この方法はプライバシーを保ちながら集計できます。


7)よくあるトラブルと対処法

  • 手書きが多くOCRで読み取れない → 人の確認が必要。チェックは画像で見て確認、または手書き改善を依頼。

  • チェックの種類が混在している → 置換で CHECK に揃え、再実行。

  • 同姓同名がいる → 名簿に学年やクラスも併記しておくと区別可能。ChatGPTには「同姓同名の扱い」をどうするか明記する(例:「同姓同名は学年で区別して下さい」)。

  • 大量の紙(数百枚)を扱う → スキャンは自動ドキュメントフィーダーがあるコピー機でまとめてPDF化。OCRはページ分割をしてバッチ処理。


8)個人情報・セキュリティに関する注意

  • 保護者の氏名は個人情報です。外部サービス(クラウドOCRやChatGPT)に送る前に、自治体・学校の規則や保護者の同意が必要な場合があります。

  • 可能なら名前をイニシャル化してテストし、うまくいったら学校ルールに従って本処理を行うことをおすすめします。
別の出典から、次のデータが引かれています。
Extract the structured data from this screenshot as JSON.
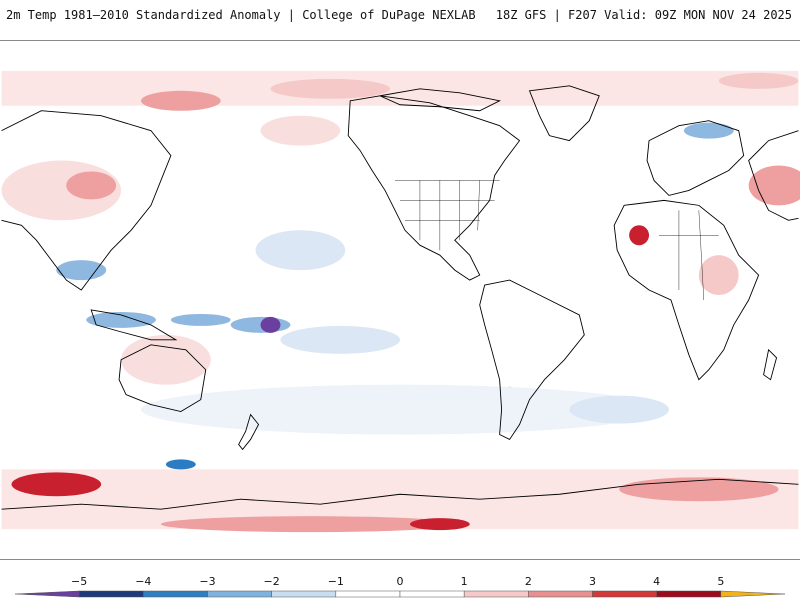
{
  "header": {
    "title_left": "2m Temp 1981–2010 Standardized Anomaly | College of DuPage NEXLAB",
    "title_right": "18Z GFS | F207 Valid: 09Z MON NOV 24 2025"
  },
  "colorbar": {
    "ticks": [
      "−5",
      "−4",
      "−3",
      "−2",
      "−1",
      "0",
      "1",
      "2",
      "3",
      "4",
      "5"
    ],
    "colors": [
      "#6a3fa0",
      "#1f3a7a",
      "#2f7fc1",
      "#7fb3de",
      "#c8ddf0",
      "#ffffff",
      "#ffffff",
      "#f6c9c9",
      "#e89090",
      "#d23a3a",
      "#9b0d1c",
      "#f2b21a"
    ]
  },
  "palette": {
    "land_line": "#000000",
    "warm_light": "#f9dede",
    "warm_mid": "#ee9f9f",
    "warm_strong": "#c8202f",
    "cool_light": "#dbe7f4",
    "cool_mid": "#8fb8e0",
    "cool_strong": "#2b7cc4",
    "cool_extreme": "#6a3fa0"
  }
}
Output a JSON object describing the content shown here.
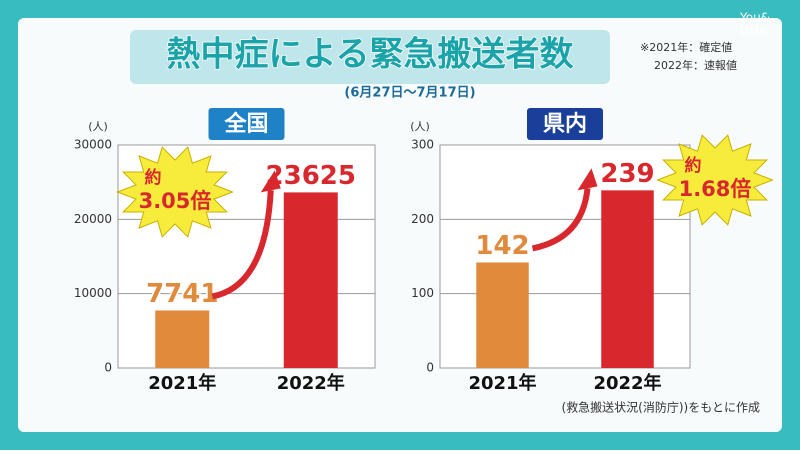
{
  "header": {
    "title": "熱中症による緊急搬送者数",
    "subtitle": "(6月27日〜7月17日)",
    "note": [
      "※2021年：確定値",
      "2022年：速報値"
    ]
  },
  "source": "(救急搬送状況(消防庁))をもとに作成",
  "logo": [
    "You&",
    "UMK"
  ],
  "chart_data": [
    {
      "type": "bar",
      "title": "全国",
      "ylabel": "(人)",
      "categories": [
        "2021年",
        "2022年"
      ],
      "values": [
        7741,
        23625
      ],
      "colors": [
        "#e08a3c",
        "#d8282e"
      ],
      "ylim": [
        0,
        30000
      ],
      "yticks": [
        0,
        10000,
        20000,
        30000
      ],
      "grid": true,
      "annotation": [
        "約",
        "3.05倍"
      ]
    },
    {
      "type": "bar",
      "title": "県内",
      "ylabel": "(人)",
      "categories": [
        "2021年",
        "2022年"
      ],
      "values": [
        142,
        239
      ],
      "colors": [
        "#e08a3c",
        "#d8282e"
      ],
      "ylim": [
        0,
        300
      ],
      "yticks": [
        0,
        100,
        200,
        300
      ],
      "grid": true,
      "annotation": [
        "約",
        "1.68倍"
      ]
    }
  ]
}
  • オンプレ(自分のPC)で完結させたい場合は、ローカルOCR(Tesseract)やローカルスクリプトを利用する方法も検討してください。


9)さいごに

紙での集計は時間も労力もかかりますが、少しの手順とツールの使い方を覚えるだけで大幅に効率化できます。今回紹介したスキャン→OCR→ChatGPT(またはGoogleスプレッドシート)の流れは、ITに自信のない方でも取り組みやすい方法です。まずは「テスト用に数枚」から試してみて、慣れたら本番に移してみてください。困ったらこの記事のプロンプトをそのままコピペして使ってみてくださいね。


おまけ:そのまま使えるテンプレ(保護者宛の依頼文)

PTA役員候補の推薦にご協力ください。
1〜2年生の保護者の皆様へ(配付・回収)
・同封の名簿に推薦したい方の氏名にチェックを入れてください。
・チェックは一人につき1つでお願いします。
・記入後、学校までご返却ください。
(個人情報は役員選出の目的以外には使用しません)


________________________________

なぜOCRを飛ばして、直接ChatGPTで処理するのは難しいのか?


  • ChatGPTにPDFを渡すとき、中身が「テキストデータ」なら読み取れます。
    例:WordやExcelをPDFにしたもの、入力フォームで作られたきれいなPDF。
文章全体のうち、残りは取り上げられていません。